Paul R. Manger mainly focuses on Cerebral cortex, Neuroscience, Brain size, Evolutionary biology and White matter. His Cerebral cortex study combines topics from a wide range of disciplines, such as Soma, Biological neural network, Evolution of mammals and Cell biology. His study in Sleep Stages, Unihemispheric slow-wave sleep, Sleep in non-human animals, Non-rapid eye movement sleep and Consciousness falls within the category of Neuroscience.
His Brain size study incorporates themes from Biological system and Cortical volume. The study incorporates disciplines such as Gyrification, Neuroanatomy, Stereology, Encephalization and Afrotheria in addition to Evolutionary biology. In Predation, he works on issues like Carnivora, which are connected to Cerebrospinal fluid, Mammal, Anatomy, Primate and Meninges.
This overview was generated by a machine learning system which analysed the scientist’s body of work. If you have any feedback, you can contact us here.
The discovery of central monoamine neurons gave volume transmission to the wired brain.
Kjell Fuxe;Annica B. Dahlström;Gösta Jonsson;Daniel Marcellino.
Progress in Neurobiology (2010)
Natural sleep and its seasonal variations in three pre-industrial societies.
Gandhi Yetish;Hillard Kaplan;Michael Gurven;Brian Wood.
Current Biology (2015)
Cetacean sleep: an unusual form of mammalian sleep.
Oleg I. Lyamin;Paul R. Manger;Sam H. Ridgway;Lev M. Mukhametov.
Neuroscience & Biobehavioral Reviews (2008)
An examination of cetacean brain structure with a novel hypothesis correlating thermogenesis to the evolution of a big brain
Paul R. Manger.
Biological Reviews (2006)
Specializations of the granular prefrontal cortex of primates: implications for cognitive processing.
Guy N. Elston;Guy N. Elston;Ruth Benavides‐Piccione;Alejandra Elston;Bendan Zietsch.
Anatomical Record-advances in Integrative Anatomy and Evolutionary Biology (2006)
Mammalian Brains Are Made of These: A Dataset of the Numbers and Densities of Neuronal and Nonneuronal Cells in the Brain of Glires, Primates, Scandentia, Eulipotyphlans, Afrotherians and Artiodactyls, and Their Relationship with Body Mass.
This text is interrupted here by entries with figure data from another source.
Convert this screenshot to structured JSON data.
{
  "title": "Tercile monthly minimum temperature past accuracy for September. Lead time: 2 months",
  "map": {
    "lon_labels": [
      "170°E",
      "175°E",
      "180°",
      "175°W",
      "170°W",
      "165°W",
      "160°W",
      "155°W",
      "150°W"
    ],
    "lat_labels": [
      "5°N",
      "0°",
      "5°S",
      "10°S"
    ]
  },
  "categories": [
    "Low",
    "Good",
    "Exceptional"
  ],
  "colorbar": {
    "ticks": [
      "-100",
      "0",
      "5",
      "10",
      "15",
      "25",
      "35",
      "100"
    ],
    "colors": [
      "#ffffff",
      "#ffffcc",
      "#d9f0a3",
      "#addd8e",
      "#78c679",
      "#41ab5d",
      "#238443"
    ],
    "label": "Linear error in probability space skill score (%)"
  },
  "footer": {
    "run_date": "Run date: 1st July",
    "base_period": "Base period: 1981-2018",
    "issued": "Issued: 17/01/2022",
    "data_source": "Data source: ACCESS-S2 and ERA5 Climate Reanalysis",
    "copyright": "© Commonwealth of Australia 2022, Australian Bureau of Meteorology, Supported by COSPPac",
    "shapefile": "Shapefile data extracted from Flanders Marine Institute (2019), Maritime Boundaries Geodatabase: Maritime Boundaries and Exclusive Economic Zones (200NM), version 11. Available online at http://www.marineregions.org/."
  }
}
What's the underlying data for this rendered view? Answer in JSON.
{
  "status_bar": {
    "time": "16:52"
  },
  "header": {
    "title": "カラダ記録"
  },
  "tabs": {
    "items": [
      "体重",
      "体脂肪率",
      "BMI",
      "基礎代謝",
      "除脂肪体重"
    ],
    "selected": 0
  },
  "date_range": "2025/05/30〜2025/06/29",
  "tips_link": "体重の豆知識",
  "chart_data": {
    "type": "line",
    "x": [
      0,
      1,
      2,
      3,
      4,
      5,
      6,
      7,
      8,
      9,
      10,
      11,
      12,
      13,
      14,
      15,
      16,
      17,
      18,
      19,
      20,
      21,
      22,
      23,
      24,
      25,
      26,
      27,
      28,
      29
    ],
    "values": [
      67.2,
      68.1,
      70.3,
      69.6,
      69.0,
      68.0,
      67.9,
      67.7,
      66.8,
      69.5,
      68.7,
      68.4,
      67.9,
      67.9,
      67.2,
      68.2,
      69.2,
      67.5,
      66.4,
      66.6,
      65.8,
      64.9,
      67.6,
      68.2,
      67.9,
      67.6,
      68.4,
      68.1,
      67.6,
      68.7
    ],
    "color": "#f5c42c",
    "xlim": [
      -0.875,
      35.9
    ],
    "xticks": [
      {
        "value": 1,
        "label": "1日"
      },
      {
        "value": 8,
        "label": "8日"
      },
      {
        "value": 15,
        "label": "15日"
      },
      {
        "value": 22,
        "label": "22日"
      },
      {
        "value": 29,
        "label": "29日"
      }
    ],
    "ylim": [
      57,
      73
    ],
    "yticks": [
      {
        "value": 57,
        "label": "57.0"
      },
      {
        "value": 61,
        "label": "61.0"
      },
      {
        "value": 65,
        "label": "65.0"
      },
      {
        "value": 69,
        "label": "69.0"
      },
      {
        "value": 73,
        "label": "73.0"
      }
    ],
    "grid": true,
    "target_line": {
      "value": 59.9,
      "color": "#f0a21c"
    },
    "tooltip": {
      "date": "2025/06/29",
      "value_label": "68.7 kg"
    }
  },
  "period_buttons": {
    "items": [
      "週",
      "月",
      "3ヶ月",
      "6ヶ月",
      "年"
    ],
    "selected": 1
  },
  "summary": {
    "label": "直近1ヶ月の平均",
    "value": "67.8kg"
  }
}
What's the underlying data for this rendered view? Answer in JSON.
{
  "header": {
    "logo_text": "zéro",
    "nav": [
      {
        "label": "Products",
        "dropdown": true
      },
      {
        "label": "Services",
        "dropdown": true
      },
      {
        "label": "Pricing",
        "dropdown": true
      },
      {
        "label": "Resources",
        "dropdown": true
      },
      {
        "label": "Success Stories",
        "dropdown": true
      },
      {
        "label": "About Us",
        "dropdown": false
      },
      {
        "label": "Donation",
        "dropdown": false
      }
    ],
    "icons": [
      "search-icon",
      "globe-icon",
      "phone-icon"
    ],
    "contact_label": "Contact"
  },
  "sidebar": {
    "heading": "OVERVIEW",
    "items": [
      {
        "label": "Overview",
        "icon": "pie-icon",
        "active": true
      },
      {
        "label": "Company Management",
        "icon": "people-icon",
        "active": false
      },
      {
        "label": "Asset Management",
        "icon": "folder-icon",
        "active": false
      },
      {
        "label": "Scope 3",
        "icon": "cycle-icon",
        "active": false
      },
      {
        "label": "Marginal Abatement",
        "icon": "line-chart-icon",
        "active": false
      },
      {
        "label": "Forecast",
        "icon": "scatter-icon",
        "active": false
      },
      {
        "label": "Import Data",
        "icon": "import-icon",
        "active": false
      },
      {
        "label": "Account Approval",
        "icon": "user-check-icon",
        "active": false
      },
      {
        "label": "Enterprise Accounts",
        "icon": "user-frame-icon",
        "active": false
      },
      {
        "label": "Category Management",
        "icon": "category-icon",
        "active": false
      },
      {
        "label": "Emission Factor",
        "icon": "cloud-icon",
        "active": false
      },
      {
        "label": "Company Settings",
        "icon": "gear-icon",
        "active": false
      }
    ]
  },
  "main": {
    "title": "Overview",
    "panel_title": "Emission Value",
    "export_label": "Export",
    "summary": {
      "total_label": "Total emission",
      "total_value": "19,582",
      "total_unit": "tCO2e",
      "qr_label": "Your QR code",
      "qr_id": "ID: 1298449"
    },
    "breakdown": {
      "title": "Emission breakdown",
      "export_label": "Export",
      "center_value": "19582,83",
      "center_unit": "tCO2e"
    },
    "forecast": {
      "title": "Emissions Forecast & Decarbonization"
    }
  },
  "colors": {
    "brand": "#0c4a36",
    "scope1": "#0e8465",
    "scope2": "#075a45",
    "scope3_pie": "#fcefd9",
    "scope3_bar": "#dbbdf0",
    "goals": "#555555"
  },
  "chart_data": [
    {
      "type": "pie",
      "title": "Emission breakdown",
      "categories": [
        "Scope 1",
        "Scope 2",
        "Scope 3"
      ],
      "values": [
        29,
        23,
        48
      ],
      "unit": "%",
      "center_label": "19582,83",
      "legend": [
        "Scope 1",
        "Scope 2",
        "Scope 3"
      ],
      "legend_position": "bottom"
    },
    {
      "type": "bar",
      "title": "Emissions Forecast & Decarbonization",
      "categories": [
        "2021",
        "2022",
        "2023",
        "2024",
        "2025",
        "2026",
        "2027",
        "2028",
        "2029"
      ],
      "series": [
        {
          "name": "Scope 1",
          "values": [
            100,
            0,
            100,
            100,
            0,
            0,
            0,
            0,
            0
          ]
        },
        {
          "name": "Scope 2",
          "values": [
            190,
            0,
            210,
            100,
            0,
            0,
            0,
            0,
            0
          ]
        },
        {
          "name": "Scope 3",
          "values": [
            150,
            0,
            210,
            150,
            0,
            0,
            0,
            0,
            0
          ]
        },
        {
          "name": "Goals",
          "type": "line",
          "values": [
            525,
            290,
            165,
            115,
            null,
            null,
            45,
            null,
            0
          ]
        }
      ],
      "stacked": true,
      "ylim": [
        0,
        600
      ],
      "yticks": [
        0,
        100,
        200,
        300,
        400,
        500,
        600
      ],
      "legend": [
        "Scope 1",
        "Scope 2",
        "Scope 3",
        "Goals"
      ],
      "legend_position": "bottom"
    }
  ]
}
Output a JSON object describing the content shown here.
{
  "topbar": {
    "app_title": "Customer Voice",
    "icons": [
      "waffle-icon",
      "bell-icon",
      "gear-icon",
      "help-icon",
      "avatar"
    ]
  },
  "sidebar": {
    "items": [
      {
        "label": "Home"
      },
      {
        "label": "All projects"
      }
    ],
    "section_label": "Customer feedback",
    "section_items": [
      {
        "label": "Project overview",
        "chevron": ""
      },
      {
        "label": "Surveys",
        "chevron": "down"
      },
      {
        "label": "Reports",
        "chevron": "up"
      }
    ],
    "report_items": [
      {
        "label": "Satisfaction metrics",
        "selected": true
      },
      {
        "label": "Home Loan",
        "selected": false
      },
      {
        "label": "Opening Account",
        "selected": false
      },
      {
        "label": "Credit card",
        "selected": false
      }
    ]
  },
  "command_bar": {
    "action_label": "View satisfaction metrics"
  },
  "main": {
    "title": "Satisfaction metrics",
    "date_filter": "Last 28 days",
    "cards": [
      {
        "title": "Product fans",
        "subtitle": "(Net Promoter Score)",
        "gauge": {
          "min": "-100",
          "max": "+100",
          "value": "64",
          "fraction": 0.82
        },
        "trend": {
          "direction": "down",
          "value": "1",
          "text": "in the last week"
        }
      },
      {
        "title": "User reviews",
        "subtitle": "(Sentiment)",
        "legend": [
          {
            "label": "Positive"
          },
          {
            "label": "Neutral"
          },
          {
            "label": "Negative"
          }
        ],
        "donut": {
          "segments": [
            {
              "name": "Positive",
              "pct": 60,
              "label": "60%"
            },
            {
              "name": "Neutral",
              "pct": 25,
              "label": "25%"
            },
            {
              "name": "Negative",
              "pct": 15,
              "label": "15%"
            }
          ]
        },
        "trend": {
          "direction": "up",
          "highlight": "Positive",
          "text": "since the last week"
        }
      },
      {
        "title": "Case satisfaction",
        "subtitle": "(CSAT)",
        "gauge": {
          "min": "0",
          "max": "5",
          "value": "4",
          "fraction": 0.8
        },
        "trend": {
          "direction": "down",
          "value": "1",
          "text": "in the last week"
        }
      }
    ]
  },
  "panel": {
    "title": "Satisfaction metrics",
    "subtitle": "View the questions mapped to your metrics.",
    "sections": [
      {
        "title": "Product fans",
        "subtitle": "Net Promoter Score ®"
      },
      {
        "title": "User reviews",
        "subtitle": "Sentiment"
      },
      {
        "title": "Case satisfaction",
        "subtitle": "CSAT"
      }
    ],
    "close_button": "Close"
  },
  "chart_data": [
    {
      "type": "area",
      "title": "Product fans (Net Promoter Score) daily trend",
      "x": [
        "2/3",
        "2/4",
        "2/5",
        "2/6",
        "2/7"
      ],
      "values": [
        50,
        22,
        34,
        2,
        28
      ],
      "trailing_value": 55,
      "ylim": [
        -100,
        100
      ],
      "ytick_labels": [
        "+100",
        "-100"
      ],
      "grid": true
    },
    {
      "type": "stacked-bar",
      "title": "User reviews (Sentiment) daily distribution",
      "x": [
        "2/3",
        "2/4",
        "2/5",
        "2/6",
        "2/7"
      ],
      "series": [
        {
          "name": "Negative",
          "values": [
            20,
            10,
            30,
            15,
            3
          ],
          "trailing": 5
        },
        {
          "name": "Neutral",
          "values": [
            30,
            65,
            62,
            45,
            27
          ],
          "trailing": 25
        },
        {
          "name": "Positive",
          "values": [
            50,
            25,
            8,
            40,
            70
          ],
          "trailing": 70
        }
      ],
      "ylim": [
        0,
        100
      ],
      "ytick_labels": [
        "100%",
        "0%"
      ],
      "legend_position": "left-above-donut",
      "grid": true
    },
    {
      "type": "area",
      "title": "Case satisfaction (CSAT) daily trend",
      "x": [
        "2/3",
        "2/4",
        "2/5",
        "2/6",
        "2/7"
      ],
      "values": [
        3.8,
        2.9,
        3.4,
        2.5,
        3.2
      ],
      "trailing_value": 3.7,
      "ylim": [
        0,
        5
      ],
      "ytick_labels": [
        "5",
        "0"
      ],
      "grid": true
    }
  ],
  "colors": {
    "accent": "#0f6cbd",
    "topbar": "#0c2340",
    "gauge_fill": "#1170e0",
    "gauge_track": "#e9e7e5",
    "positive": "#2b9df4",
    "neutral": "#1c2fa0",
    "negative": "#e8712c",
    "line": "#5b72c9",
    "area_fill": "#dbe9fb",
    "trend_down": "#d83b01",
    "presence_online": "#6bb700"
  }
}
Suzana Herculano-Houzel;Kenneth Catania;Paul R. Manger;Jon H. Kaas.
Brain Behavior and Evolution (2015)
In contrast to many other mammals, cetaceans have relatively small hippocampi that appear to lack adult neurogenesis
Nina Patzke;Muhammad A Spocter;Muhammad A Spocter;Karl Æ Karlsson;Mads F Bertelsen.
Brain Structure & Function (2015)
Brain scaling in mammalian evolution as a consequence of concerted and mosaic changes in numbers of neurons and average neuronal cell size.
Suzana Herculano-Houzel;Paul R. Manger;Jon H. Kaas.
Frontiers in Neuroanatomy (2014)
Order-specific quantitative patterns of cortical gyrification.
Praneshri Pillay;Paul R. Manger.
European Journal of Neuroscience (2007)
Architecture and Callosal Connections of Visual Areas 17, 18, 19 and 21 in the Ferret (Mustela putorius)
Giorgio M. Innocenti;Paul R. Manger;Italo Masiello;Isabelle Colin.